Governo federal precisa agir rápido contra crise 'econômica, política e ética', diz Alckmin

Governador, que não foi ao ato pelo impeachment da presidente Dilma, disse que não é seu papel participar de manifestações

Luiz Fernando Toledo, O Estado de S. Paulo

17 de agosto de 2015 | 17h58

SÃO PAULO - O governador de São Paulo Geraldo Alckmin (PSDB) sugeriu que o governo federal precisa "agir rápido" para evitar o descontentamento da população, em referência aos protestos do último domingo. "O governo federal precisa agir rápido porque é claríssimo o descontentamento da população com a crise econômica, a crise política e a crise ética", disse ele na manhã desta segunda-feira,  17, durante a inauguração de um call center em Guarulhos, na região metropolitana de São Paulo.

O ato deste domingo, focado principalmente nos pedidos de impeachment à presidente Dilma Rousseff, reuniu, na capital,  350 mil pessoas, segundo a Polícia Militar. Os manifestantes pediram o afastamento da presidente Dilma Rousseff e fizeram críticas ao ex-presidente Luiz Inácio Lula da Silva, ao PT e ao presidente do Senado, Renan Calheiros (PMDB-AL). Em várias cidades do País, os protestos também defenderam as investigações da Operação Lava Jato, da Polícia Federal. 

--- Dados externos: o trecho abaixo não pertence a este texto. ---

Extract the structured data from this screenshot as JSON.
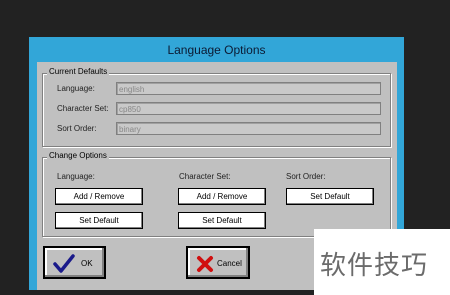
{
  "dialog": {
    "title": "Language Options",
    "current_defaults": {
      "group_label": "Current Defaults",
      "language_label": "Language:",
      "language_value": "english",
      "charset_label": "Character Set:",
      "charset_value": "cp850",
      "sort_label": "Sort Order:",
      "sort_value": "binary"
    },
    "change_options": {
      "group_label": "Change Options",
      "language_label": "Language:",
      "charset_label": "Character Set:",
      "sort_label": "Sort Order:",
      "add_remove": "Add / Remove",
      "set_default": "Set Default"
    },
    "ok_label": "OK",
    "cancel_label": "Cancel"
  },
  "watermark": {
    "text": "软件技巧"
  },
  "colors": {
    "title_bar": "#32a6d8",
    "client": "#c0c0c0"
  },
  "icons": {
    "ok": "checkmark-icon",
    "cancel": "red-x-icon"
  }
}
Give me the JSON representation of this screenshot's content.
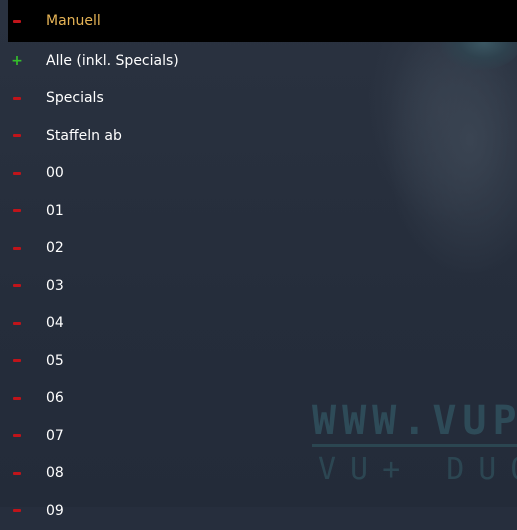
{
  "items": [
    {
      "label": "Manuell",
      "icon": "minus-icon",
      "selected": true
    },
    {
      "label": "Alle (inkl. Specials)",
      "icon": "plus-icon"
    },
    {
      "label": "Specials",
      "icon": "minus-icon"
    },
    {
      "label": "Staffeln ab",
      "icon": "minus-icon"
    },
    {
      "label": "00",
      "icon": "minus-icon"
    },
    {
      "label": "01",
      "icon": "minus-icon"
    },
    {
      "label": "02",
      "icon": "minus-icon"
    },
    {
      "label": "03",
      "icon": "minus-icon"
    },
    {
      "label": "04",
      "icon": "minus-icon"
    },
    {
      "label": "05",
      "icon": "minus-icon"
    },
    {
      "label": "06",
      "icon": "minus-icon"
    },
    {
      "label": "07",
      "icon": "minus-icon"
    },
    {
      "label": "08",
      "icon": "minus-icon"
    },
    {
      "label": "09",
      "icon": "minus-icon"
    }
  ],
  "background": {
    "watermark_url": "WWW.VUP",
    "watermark_brand": "VU+ DUO"
  },
  "colors": {
    "selected_text": "#e6b456",
    "minus": "#c0141a",
    "plus": "#35c02b"
  }
}
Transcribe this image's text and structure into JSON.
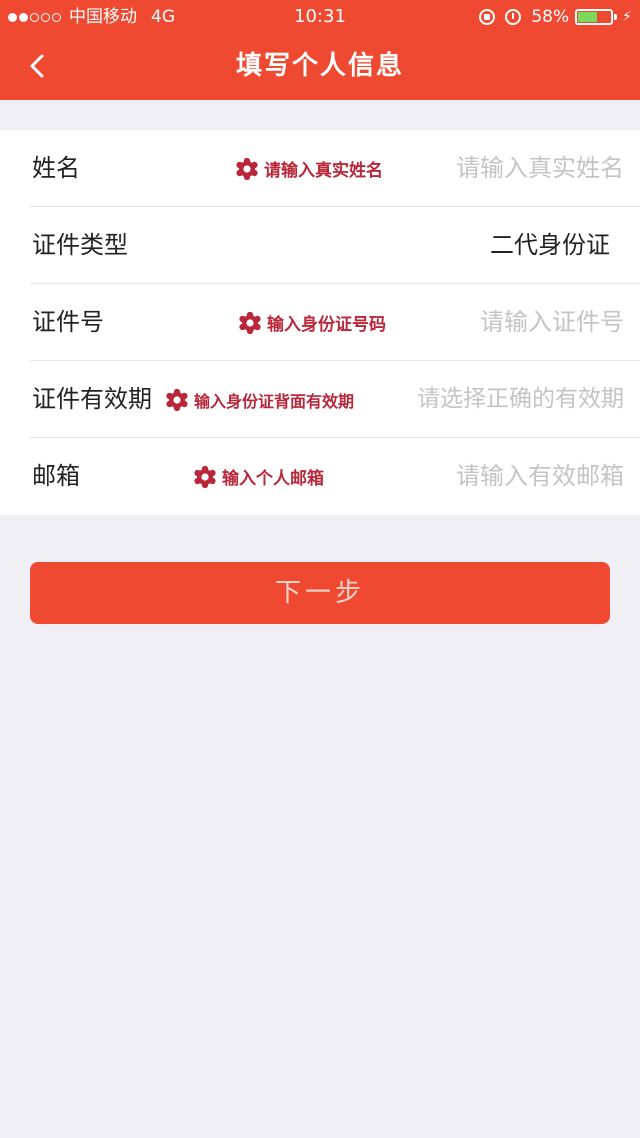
{
  "status_bar": {
    "carrier": "中国移动",
    "network": "4G",
    "time": "10:31",
    "battery_percent": "58%",
    "battery_level": 0.58
  },
  "nav": {
    "title": "填写个人信息",
    "back_icon": "chevron-left-icon"
  },
  "form": {
    "rows": [
      {
        "label": "姓名",
        "hint": "请输入真实姓名",
        "value": "",
        "placeholder": "请输入真实姓名"
      },
      {
        "label": "证件类型",
        "hint": "",
        "value": "二代身份证",
        "placeholder": ""
      },
      {
        "label": "证件号",
        "hint": "输入身份证号码",
        "value": "",
        "placeholder": "请输入证件号"
      },
      {
        "label": "证件有效期",
        "hint": "输入身份证背面有效期",
        "value": "",
        "placeholder": "请选择正确的有效期"
      },
      {
        "label": "邮箱",
        "hint": "输入个人邮箱",
        "value": "",
        "placeholder": "请输入有效邮箱"
      }
    ]
  },
  "next_button": {
    "label": "下一步"
  },
  "colors": {
    "brand": "#ef4a31",
    "hint": "#b8283a",
    "placeholder": "#c4c4c8",
    "background": "#f0eff5"
  }
}
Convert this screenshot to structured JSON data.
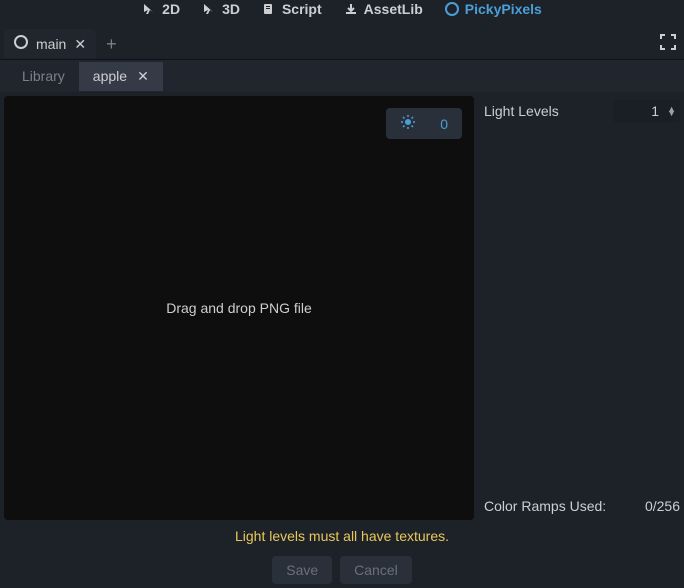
{
  "topMenu": {
    "item2d": "2D",
    "item3d": "3D",
    "script": "Script",
    "assetLib": "AssetLib",
    "pickyPixels": "PickyPixels"
  },
  "sceneTab": {
    "name": "main"
  },
  "subTabs": {
    "library": "Library",
    "apple": "apple"
  },
  "preview": {
    "lightValue": "0",
    "dropText": "Drag and drop PNG file"
  },
  "rightPanel": {
    "lightLevelsLabel": "Light Levels",
    "lightLevelsValue": "1",
    "rampsLabel": "Color Ramps Used:",
    "rampsValue": "0/256"
  },
  "warning": "Light levels must all have textures.",
  "buttons": {
    "save": "Save",
    "cancel": "Cancel"
  }
}
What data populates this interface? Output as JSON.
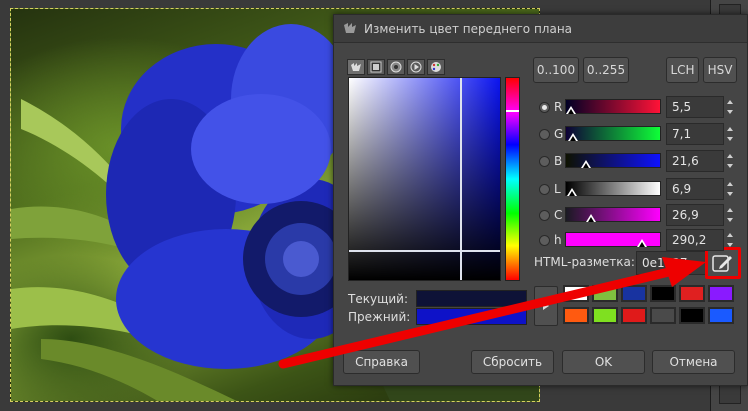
{
  "dialog": {
    "title": "Изменить цвет переднего плана",
    "range_buttons": [
      "0..100",
      "0..255"
    ],
    "model_buttons": [
      "LCH",
      "HSV"
    ],
    "channels": [
      {
        "label": "R",
        "value": "5,5",
        "selected": true,
        "level": 0.055
      },
      {
        "label": "G",
        "value": "7,1",
        "selected": false,
        "level": 0.071
      },
      {
        "label": "B",
        "value": "21,6",
        "selected": false,
        "level": 0.216
      },
      {
        "label": "L",
        "value": "6,9",
        "selected": false,
        "level": 0.069
      },
      {
        "label": "C",
        "value": "26,9",
        "selected": false,
        "level": 0.269
      },
      {
        "label": "h",
        "value": "290,2",
        "selected": false,
        "level": 0.806
      }
    ],
    "html_label": "HTML-разметка:",
    "html_value": "0e1237",
    "current_label": "Текущий:",
    "previous_label": "Прежний:",
    "current_color": "#0e1237",
    "previous_color": "#0e12c8",
    "history_colors": [
      "#ffffff",
      "#7fbf3f",
      "#1833a0",
      "#000000",
      "#e02020",
      "#8a1aff",
      "#ff5a10",
      "#7fe020",
      "#e01a1a",
      "#4a4a4a",
      "#000000",
      "#1a5aff"
    ],
    "buttons": {
      "help": "Справка",
      "reset": "Сбросить",
      "ok": "OK",
      "cancel": "Отмена"
    }
  },
  "colors": {
    "highlight": "#ee0000",
    "dialog_bg": "#454545"
  }
}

Embora tenha elogiado a manifestação, que classificou como "muito forte e pacífica", o governador disse que não é seu papel participar desse tipo de ato. "Aos governantes cabe garantir a tranquilidade, a segurança. Devemos fazer com que tudo funcione: mobilidade urbana, metrô e trem. Essa é a nossa tarefa, não necessariamente participar", afirmou.

Na última semana,  depois de ver os líderes das bancadas de seu partido apoiarem o impeachment, Alckmin há javia criticado a medida, mas defendeu investigação e cumprimento da Constituição.